在构造DelayedProduce对象时会将responseCallback作为参数传递给DelayedProduce的构造方法,大家可以向上追溯会发现responseCallback就是前面提到过的KafkaApis的handleProducerRequest(request: RequestChannel.Request)中定义的sendResponseCallback(...)方法;同时这里还涉及到了两个类:ProducePartitionStatus和ProduceMetadata,它们用于组织生产请求中各个主题分区对应的状态:

  • /**
  • * @param requiredOffset requiredOffset是ProducerRequest中追加到此分区的最后一个消息的offset
  • * @param responseStatus responseStatus字段主要用来记录ProducerResponse中的错误码
  • */
  • case class ProducePartitionStatus(requiredOffset: Long, responseStatus: PartitionResponse) {
  • /**
  • * 表示是否在等待ISR集合中其他副本与Leader副本同步requiredOffset之前的消息
  • * 如果ISR集合中所有副本已经完成了requiredOffset之前消息的同步,此值被设置为false
  • */
  • @volatile var acksPending = false
  • override def toString = "[acksPending: %b, error: %d, startOffset: %d, requiredOffset: %d]"
  • .format(acksPending, responseStatus.errorCode, responseStatus.baseOffset, requiredOffset)
  • }
  • /**
  • * The produce metadata maintained by the delayed produce operation
  • * @param produceRequiredAcks 记录了ProduceRequest中acks字段的值
  • * @param produceStatus 记录了每个Partition的ProducePartitionStatus
  • */
  • case class ProduceMetadata(produceRequiredAcks: Short,
  • produceStatus: Map[TopicPartition, ProducePartitionStatus]) {
  • override def toString = "[requiredAcks: %d, partitionStatus: %s]"
  • .format(produceRequiredAcks, produceStatus)
  • }

这两个类比较简单,注释也已说明了它们的用处,这里就不赘述了;我们需要关注的是DelayedProduce类的实现。

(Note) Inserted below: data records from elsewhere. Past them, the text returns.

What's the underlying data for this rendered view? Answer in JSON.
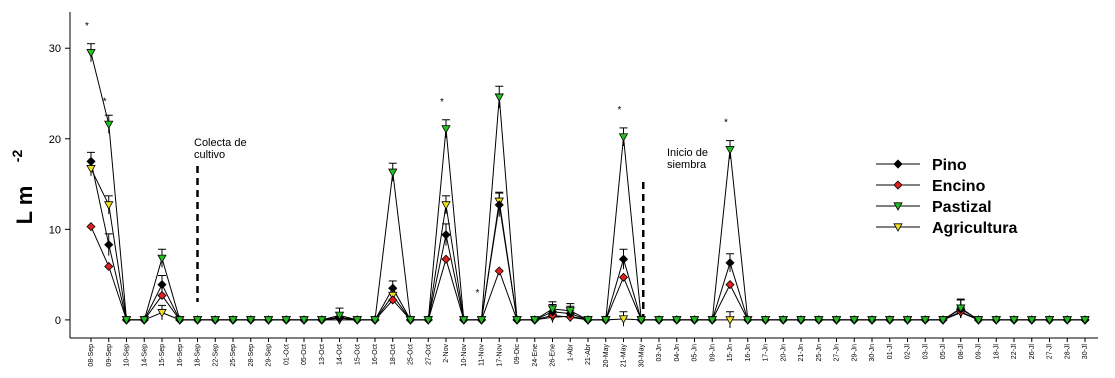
{
  "chart_data": {
    "type": "line",
    "title": "",
    "xlabel": "",
    "ylabel": "L m",
    "ylabel_superscript": "-2",
    "ylim": [
      -2,
      34
    ],
    "yticks": [
      0,
      10,
      20,
      30
    ],
    "grid": false,
    "legend_position": "right",
    "categories": [
      "08-Sep",
      "09-Sep",
      "10-Sep",
      "14-Sep",
      "15-Sep",
      "16-Sep",
      "18-Sep",
      "22-Sep",
      "25-Sep",
      "28-Sep",
      "29-Sep",
      "01-Oct",
      "05-Oct",
      "13-Oct",
      "14-Oct",
      "15-Oct",
      "16-Oct",
      "18-Oct",
      "25-Oct",
      "27-Oct",
      "2-Nov",
      "10-Nov",
      "11-Nov",
      "17-Nov",
      "09-Dic",
      "24-Ene",
      "26-Ene",
      "1-Abr",
      "21-Abr",
      "20-May",
      "21-May",
      "30-May",
      "03-Jn",
      "04-Jn",
      "05-Jn",
      "09-Jn",
      "15-Jn",
      "16-Jn",
      "17-Jn",
      "20-Jn",
      "21-Jn",
      "25-Jn",
      "27-Jn",
      "29-Jn",
      "30-Jn",
      "01-Jl",
      "02-Jl",
      "03-Jl",
      "05-Jl",
      "08-Jl",
      "09-Jl",
      "18-Jl",
      "22-Jl",
      "26-Jl",
      "27-Jl",
      "28-Jl",
      "30-Jl"
    ],
    "series": [
      {
        "name": "Pino",
        "color": "#000000",
        "marker": "diamond",
        "values": [
          17.5,
          8.3,
          0,
          0,
          3.9,
          0,
          0,
          0,
          0,
          0,
          0,
          0,
          0,
          0,
          0.3,
          0,
          0,
          3.5,
          0,
          0,
          9.4,
          0,
          0,
          12.7,
          0,
          0,
          0.9,
          0.7,
          0,
          0,
          6.7,
          0,
          0,
          0,
          0,
          0,
          6.3,
          0,
          0,
          0,
          0,
          0,
          0,
          0,
          0,
          0,
          0,
          0,
          0,
          1.2,
          0,
          0,
          0,
          0,
          0,
          0,
          0
        ]
      },
      {
        "name": "Encino",
        "color": "#e02020",
        "marker": "diamond",
        "values": [
          10.3,
          5.9,
          0,
          0,
          2.7,
          0,
          0,
          0,
          0,
          0,
          0,
          0,
          0,
          0,
          0.2,
          0,
          0,
          2.2,
          0,
          0,
          6.7,
          0,
          0,
          5.4,
          0,
          0,
          0.5,
          0.3,
          0,
          0,
          4.7,
          0,
          0,
          0,
          0,
          0,
          3.9,
          0,
          0,
          0,
          0,
          0,
          0,
          0,
          0,
          0,
          0,
          0,
          0,
          0.9,
          0,
          0,
          0,
          0,
          0,
          0,
          0
        ]
      },
      {
        "name": "Pastizal",
        "color": "#22c020",
        "marker": "triangle-down",
        "values": [
          29.5,
          21.6,
          0,
          0,
          6.8,
          0,
          0,
          0,
          0,
          0,
          0,
          0,
          0,
          0,
          0.5,
          0,
          0,
          16.3,
          0,
          0,
          21.1,
          0,
          0,
          24.6,
          0,
          0,
          1.2,
          1.0,
          0,
          0,
          20.2,
          0,
          0,
          0,
          0,
          0,
          18.8,
          0,
          0,
          0,
          0,
          0,
          0,
          0,
          0,
          0,
          0,
          0,
          0,
          1.3,
          0,
          0,
          0,
          0,
          0,
          0,
          0
        ]
      },
      {
        "name": "Agricultura",
        "color": "#f0e020",
        "marker": "triangle-down",
        "values": [
          16.7,
          12.7,
          0,
          0,
          0.8,
          0,
          0,
          0,
          0,
          0,
          0,
          0,
          0,
          0,
          0,
          0,
          0,
          2.7,
          0,
          0,
          12.7,
          0,
          0,
          13.1,
          0,
          0,
          0.3,
          0.4,
          0,
          0,
          0.1,
          0,
          0,
          0,
          0,
          0,
          0,
          0,
          0,
          0,
          0,
          0,
          0,
          0,
          0,
          0,
          0,
          0,
          0,
          0.8,
          0,
          0,
          0,
          0,
          0,
          0,
          0
        ]
      }
    ],
    "error_bars": [
      {
        "series": "Pino",
        "values": [
          1.0,
          1.2,
          0,
          0,
          1.0,
          0,
          0,
          0,
          0,
          0,
          0,
          0,
          0,
          0,
          0.5,
          0,
          0,
          0.8,
          0,
          0,
          1.2,
          0,
          0,
          1.3,
          0,
          0,
          0.8,
          0.8,
          0,
          0,
          1.1,
          0,
          0,
          0,
          0,
          0,
          1.0,
          0,
          0,
          0,
          0,
          0,
          0,
          0,
          0,
          0,
          0,
          0,
          0,
          1.0,
          0,
          0,
          0,
          0,
          0,
          0,
          0
        ]
      },
      {
        "series": "Pastizal",
        "values": [
          1.0,
          1.0,
          0,
          0,
          1.0,
          0,
          0,
          0,
          0,
          0,
          0,
          0,
          0,
          0,
          0.8,
          0,
          0,
          1.0,
          0,
          0,
          1.0,
          0,
          0,
          1.2,
          0,
          0,
          0.8,
          0.8,
          0,
          0,
          1.0,
          0,
          0,
          0,
          0,
          0,
          1.0,
          0,
          0,
          0,
          0,
          0,
          0,
          0,
          0,
          0,
          0,
          0,
          0,
          1.0,
          0,
          0,
          0,
          0,
          0,
          0,
          0
        ]
      },
      {
        "series": "Agricultura",
        "values": [
          0.8,
          1.0,
          0,
          0,
          0.8,
          0,
          0,
          0,
          0,
          0,
          0,
          0,
          0,
          0,
          0,
          0,
          0,
          0.8,
          0,
          0,
          1.0,
          0,
          0,
          1.0,
          0,
          0,
          0.6,
          0.6,
          0,
          0,
          0.8,
          0,
          0,
          0,
          0,
          0,
          0.9,
          0,
          0,
          0,
          0,
          0,
          0,
          0,
          0,
          0,
          0,
          0,
          0,
          0.6,
          0,
          0,
          0,
          0,
          0,
          0,
          0
        ]
      }
    ],
    "significance_marks": {
      "symbol": "*",
      "categories": [
        "08-Sep",
        "09-Sep",
        "2-Nov",
        "11-Nov",
        "21-May",
        "15-Jn"
      ]
    },
    "annotations": [
      {
        "text_lines": [
          "Colecta de",
          "cultivo"
        ],
        "marker_category": "18-Sep"
      },
      {
        "text_lines": [
          "Inicio de",
          "siembra"
        ],
        "marker_category": "30-May"
      }
    ]
  }
}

DelayedProduce是继承自DelayedOperation的延迟任务类,对应于生产消息的延迟操作,它的定义如下:

  • // kafka.server.DelayedProduce
  • /**
  • * A delayed produce operation that can be created by the replica manager and watched
  • * in the produce operation purgatory
  • * @param delayMs DelayedProduce的延迟时长
  • * @param produceMetadata ProduceMetadata对象。ProduceMetadata中为一个ProducerRequest中的所有相关分区记录了一些追加消息后的返回结果,主要用于判断DelayedProduce是否满足执行条件
  • * @param replicaManager 此DelayedProduce关联的ReplicaManager对象
  • * @param responseCallback 任务满足条件或到期执行时,在DelayedProduce.onComplete()方法中调用的回调函数
  • */
  • class DelayedProduce(delayMs: Long,
  • produceMetadata: ProduceMetadata,
  • replicaManager: ReplicaManager,
  • responseCallback: Map[TopicPartition, PartitionResponse] => Unit)
  • extends DelayedOperation(delayMs) {
  • // first update the acks pending variable according to the error code
  • /**
  • * 对produceMetadata字段中的produceStatus集合进行设置
  • * 根据前面写入消息返回的结果,设置ProducePartitionStatus的acksPending字段和responseStatus字段的值
  • */
  • produceMetadata.produceStatus.foreach { case (topicPartition, status) =>
  • // 对应分区的写入操作成功,则等待ISR集合中的副本完成同步;如果写入操作异常,则该分区不需要等待
  • if (status.responseStatus.errorCode == Errors.NONE.code) {
  • // Timeout error state will be cleared when required acks are received
  • status.acksPending = true
  • // 预设错误码,如果ISR集合中副本在此请求超时之前顺利完成了同步,会清楚该错误码
  • status.responseStatus.errorCode = Errors.REQUEST_TIMED_OUT.code
  • } else {
  • // 如果追加日志已经抛出异常,则不必等待此Partition对应的ISR返回ACK了
  • status.acksPending = false
  • }
  • trace("Initial partition status for %s is %s".format(topicPartition, status))
  • }
  • ...
  • }

从上面DelayedProduce的定义源码可知,DelayedProduce在初始化时会对传入的produceMetadataproduceStatus进行遍历处理,统一处理了produceStatusacksPending和错误码信息。我们需要注意的是,produceStatus是会记录Leader副本写入的结果的,如果Leader副本写入成功,则需要等待In-Sync副本完成同步,此时将acksPending置为true,并将错误码预设为REQUEST_TIMED_OUT;如果Leader副本写入失败则直接将acksPending置为false,表示不需要等待In-Sync副本同步,直接抛出异常即可。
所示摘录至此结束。